Die DARPA (Defense Advanced Research Projects Agency), die führende Forschungsschmiede des US-Militärs, fördert die Entwicklung von Biosprit aus Algen mit 35 Millionen Dollar (was darauf verweist, daß die Methode noch nicht ausgereift ist). Sollte Algensprit eines Tages kommerziell produziert werden, werden die zur Zeit exorbitanten Kosten noch beträchtlich sinken. Ob sie irgendwann konkurrenzfähig werden, wird sich zeigen. Harrison Dillon, Mitbegründer und technischer Direktor des Algenspritherstellers Solazyme, geht jedenfalls davon aus, daß zunächst Algen zu Nahrungszwecken kommerziell erzeugt werden und daß erst später die Spritherstellung folgt. [6]

Das ist in zweifacher Hinsicht eine bemerkenswerte Einschätzung. Zum einen wird deutlich, daß sogar die Unternehmensführung eines Algenherstellers die Erwartungen an Biosprit aus Algen zurückschraubt. Würde sie das, wenn die US Navy bereits mit der nächsten, diesmal größeren Bestellung vor der Tür stände? Zum anderen wird mit Dillons Aussage das Argument, Algen stünden nicht in Konkurrenz zur Nahrungsproduktion, hinfällig. Tatsächlich erhofft sich Solazyme für dieses Jahr den Durchbruch in der Lebensmittelherstellung aus Algen.
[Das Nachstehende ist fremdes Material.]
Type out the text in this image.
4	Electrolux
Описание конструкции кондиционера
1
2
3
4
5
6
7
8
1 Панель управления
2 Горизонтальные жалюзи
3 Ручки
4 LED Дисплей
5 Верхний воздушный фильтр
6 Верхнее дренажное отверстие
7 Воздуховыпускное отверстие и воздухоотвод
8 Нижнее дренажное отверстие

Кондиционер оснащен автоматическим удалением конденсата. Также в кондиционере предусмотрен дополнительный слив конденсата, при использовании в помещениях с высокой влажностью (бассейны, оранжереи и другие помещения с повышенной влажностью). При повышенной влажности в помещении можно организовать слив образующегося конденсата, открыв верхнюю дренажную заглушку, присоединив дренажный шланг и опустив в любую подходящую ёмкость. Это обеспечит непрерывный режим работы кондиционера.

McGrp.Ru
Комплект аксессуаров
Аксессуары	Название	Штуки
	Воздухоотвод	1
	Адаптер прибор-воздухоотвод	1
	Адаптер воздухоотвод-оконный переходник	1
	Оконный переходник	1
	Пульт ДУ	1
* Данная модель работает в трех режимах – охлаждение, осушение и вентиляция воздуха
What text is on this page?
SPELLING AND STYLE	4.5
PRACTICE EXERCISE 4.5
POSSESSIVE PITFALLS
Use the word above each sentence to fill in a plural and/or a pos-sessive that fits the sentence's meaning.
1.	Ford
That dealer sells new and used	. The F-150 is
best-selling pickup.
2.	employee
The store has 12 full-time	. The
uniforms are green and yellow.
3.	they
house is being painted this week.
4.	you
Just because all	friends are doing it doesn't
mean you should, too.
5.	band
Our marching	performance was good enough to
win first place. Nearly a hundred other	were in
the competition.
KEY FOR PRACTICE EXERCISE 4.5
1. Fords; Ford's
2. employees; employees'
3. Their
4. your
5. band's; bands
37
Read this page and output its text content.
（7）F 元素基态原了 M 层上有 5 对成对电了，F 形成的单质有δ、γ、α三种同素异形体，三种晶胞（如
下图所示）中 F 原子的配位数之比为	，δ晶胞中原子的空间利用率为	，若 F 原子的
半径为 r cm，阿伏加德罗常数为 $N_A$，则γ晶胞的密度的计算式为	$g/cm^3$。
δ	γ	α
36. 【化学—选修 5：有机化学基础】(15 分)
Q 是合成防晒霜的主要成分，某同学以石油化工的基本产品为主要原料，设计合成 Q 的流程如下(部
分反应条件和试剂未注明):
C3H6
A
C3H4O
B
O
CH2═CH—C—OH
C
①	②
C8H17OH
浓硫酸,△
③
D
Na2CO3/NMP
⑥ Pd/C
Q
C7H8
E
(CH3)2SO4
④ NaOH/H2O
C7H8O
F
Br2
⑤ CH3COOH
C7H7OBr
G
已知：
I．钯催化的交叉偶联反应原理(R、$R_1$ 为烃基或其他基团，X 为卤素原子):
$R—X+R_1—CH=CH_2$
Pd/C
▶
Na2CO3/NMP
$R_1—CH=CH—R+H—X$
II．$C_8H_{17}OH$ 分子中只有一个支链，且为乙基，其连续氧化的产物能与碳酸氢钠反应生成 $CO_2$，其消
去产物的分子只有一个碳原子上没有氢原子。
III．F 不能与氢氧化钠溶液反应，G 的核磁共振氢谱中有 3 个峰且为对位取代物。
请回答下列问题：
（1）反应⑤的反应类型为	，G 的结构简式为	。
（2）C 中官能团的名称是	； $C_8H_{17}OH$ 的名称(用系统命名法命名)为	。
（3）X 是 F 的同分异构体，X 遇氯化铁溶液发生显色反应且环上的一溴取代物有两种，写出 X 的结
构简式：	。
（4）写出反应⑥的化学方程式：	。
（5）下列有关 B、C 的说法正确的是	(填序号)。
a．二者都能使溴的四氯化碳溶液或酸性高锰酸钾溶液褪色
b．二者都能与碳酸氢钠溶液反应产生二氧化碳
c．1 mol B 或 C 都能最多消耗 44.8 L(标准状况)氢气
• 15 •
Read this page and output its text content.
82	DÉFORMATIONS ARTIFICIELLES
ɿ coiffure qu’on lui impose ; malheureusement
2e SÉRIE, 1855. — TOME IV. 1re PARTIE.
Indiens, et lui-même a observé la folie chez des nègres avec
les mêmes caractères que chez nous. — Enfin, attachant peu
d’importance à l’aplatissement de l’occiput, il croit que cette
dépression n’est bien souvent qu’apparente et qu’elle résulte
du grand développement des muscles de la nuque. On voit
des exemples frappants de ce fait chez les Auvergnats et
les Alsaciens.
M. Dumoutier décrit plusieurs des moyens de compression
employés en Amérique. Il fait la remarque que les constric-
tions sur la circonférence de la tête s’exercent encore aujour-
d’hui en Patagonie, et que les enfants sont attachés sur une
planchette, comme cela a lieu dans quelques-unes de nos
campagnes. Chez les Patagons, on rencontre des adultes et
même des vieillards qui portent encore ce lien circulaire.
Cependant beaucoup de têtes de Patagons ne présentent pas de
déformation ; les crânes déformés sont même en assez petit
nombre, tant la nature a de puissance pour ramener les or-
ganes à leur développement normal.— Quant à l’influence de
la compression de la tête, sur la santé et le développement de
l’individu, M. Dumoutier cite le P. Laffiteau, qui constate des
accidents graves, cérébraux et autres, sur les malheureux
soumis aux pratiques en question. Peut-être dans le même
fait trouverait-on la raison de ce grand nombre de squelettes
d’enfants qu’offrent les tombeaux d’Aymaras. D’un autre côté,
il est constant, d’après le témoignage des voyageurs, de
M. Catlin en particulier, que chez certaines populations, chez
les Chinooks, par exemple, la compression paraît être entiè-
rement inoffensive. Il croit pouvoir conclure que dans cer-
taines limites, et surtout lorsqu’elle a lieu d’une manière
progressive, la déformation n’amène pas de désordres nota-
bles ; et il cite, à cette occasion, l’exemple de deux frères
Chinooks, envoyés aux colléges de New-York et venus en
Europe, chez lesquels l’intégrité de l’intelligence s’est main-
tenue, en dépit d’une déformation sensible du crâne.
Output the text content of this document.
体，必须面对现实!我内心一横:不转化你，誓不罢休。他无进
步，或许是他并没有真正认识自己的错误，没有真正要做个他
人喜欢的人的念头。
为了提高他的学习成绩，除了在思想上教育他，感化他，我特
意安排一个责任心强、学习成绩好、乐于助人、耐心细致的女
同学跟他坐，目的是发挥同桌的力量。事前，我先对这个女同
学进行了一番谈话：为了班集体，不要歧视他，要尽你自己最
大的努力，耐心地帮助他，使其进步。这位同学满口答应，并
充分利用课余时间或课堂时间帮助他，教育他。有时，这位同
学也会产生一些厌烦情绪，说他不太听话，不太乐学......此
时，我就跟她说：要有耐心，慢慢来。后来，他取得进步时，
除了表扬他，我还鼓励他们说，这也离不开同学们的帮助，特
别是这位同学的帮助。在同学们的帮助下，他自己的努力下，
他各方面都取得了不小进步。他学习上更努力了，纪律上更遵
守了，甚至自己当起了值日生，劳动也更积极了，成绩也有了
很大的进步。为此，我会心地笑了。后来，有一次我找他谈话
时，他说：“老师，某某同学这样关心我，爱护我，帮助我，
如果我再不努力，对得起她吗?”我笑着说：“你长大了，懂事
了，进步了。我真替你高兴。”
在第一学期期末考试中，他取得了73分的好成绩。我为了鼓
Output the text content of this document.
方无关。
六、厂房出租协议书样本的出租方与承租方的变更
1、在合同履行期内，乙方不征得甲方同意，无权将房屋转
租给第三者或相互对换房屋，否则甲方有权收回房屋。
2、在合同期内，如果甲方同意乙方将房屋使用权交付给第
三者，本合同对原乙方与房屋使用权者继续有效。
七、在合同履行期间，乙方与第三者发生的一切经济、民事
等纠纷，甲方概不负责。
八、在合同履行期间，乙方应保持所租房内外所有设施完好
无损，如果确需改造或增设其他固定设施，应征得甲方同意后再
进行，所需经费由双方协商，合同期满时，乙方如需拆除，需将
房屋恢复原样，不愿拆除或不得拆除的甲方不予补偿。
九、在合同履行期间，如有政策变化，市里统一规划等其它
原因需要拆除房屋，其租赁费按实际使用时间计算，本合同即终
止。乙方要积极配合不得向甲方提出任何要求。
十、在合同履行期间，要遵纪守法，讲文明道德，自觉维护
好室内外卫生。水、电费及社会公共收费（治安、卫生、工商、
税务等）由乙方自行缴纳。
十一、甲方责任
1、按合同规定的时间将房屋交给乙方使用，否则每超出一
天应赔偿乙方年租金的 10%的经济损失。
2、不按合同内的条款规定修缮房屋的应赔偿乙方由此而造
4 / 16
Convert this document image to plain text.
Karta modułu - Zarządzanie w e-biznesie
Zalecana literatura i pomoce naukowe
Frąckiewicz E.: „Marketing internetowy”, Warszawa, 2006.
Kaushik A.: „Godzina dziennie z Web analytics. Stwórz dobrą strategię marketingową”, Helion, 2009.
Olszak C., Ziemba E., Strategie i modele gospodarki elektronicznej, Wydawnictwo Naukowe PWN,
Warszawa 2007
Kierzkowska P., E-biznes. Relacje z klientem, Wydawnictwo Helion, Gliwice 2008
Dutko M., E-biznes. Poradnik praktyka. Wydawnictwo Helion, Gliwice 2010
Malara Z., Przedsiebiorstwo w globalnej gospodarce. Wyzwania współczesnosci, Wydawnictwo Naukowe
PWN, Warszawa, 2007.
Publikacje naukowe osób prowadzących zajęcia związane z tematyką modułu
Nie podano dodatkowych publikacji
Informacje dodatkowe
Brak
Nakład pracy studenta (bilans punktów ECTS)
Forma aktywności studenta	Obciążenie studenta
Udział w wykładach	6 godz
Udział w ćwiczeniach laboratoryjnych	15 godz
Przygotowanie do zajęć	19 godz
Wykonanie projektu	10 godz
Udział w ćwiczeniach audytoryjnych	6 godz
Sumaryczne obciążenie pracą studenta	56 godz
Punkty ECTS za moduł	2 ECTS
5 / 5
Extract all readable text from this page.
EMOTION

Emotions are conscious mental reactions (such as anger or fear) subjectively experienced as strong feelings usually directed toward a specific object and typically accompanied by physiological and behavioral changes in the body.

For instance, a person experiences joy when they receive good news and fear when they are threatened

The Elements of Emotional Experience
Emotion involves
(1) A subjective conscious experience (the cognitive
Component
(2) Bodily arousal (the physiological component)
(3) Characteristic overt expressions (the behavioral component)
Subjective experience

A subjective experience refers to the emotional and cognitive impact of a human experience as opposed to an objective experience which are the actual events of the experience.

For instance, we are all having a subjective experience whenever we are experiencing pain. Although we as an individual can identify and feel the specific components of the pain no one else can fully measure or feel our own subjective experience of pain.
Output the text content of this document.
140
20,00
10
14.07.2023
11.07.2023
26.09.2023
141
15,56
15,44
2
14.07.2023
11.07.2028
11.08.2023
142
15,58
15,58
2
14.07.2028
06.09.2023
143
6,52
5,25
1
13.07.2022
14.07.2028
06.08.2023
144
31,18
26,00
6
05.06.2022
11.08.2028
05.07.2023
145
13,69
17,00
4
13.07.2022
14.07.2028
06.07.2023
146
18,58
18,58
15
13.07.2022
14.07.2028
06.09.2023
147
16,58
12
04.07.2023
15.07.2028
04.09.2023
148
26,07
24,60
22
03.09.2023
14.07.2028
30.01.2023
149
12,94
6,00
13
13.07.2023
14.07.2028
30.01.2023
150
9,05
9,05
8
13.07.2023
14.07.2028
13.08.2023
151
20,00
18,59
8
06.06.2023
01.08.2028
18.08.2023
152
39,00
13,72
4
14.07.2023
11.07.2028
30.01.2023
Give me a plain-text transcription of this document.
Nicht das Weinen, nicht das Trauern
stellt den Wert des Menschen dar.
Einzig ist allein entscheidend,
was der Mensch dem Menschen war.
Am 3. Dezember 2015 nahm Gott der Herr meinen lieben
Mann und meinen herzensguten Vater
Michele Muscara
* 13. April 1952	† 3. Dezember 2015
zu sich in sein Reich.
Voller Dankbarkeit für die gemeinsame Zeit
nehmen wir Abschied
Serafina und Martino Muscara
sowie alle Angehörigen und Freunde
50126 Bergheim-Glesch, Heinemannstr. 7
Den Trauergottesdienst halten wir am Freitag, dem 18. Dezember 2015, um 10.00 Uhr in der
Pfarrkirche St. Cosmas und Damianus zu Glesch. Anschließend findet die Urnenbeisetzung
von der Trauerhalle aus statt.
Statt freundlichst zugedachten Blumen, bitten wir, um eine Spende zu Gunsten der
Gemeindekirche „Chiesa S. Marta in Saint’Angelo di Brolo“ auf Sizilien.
Der in Montana ansässige Leinölhersteller Great Plains arbeitet seit Juni vergangenen Jahres mit dem finnischen Biotechnologie-Unternehmen Agragen zusammen, das Camelina sativa gentechnisch verändert hat, um den Ölgehalt der Samen zu erhöhen. [7] Sie ist eine relativ genügsame Pflanze, gedeiht auf nährstoffarmen Böden, und es gibt Arten, die Trockenheit gut überstehen, wohingegen andere Nässe besser vertragen. Zudem eignet sie sich als Misch- und Wechselfrucht, beispielsweise in Kombination mit Weizen. Leinsamen sind allerdings seit langem ein Nahrungsmittel, sie sind reich an Vitaminen und Omega-3-Fettsäuren. Biosprit aus Leinsamen konkurriert mit Nahrung, auch wenn die US-Navy die Behauptung verbreitet, sie wolle einen solchen Biosprit nicht verwenden.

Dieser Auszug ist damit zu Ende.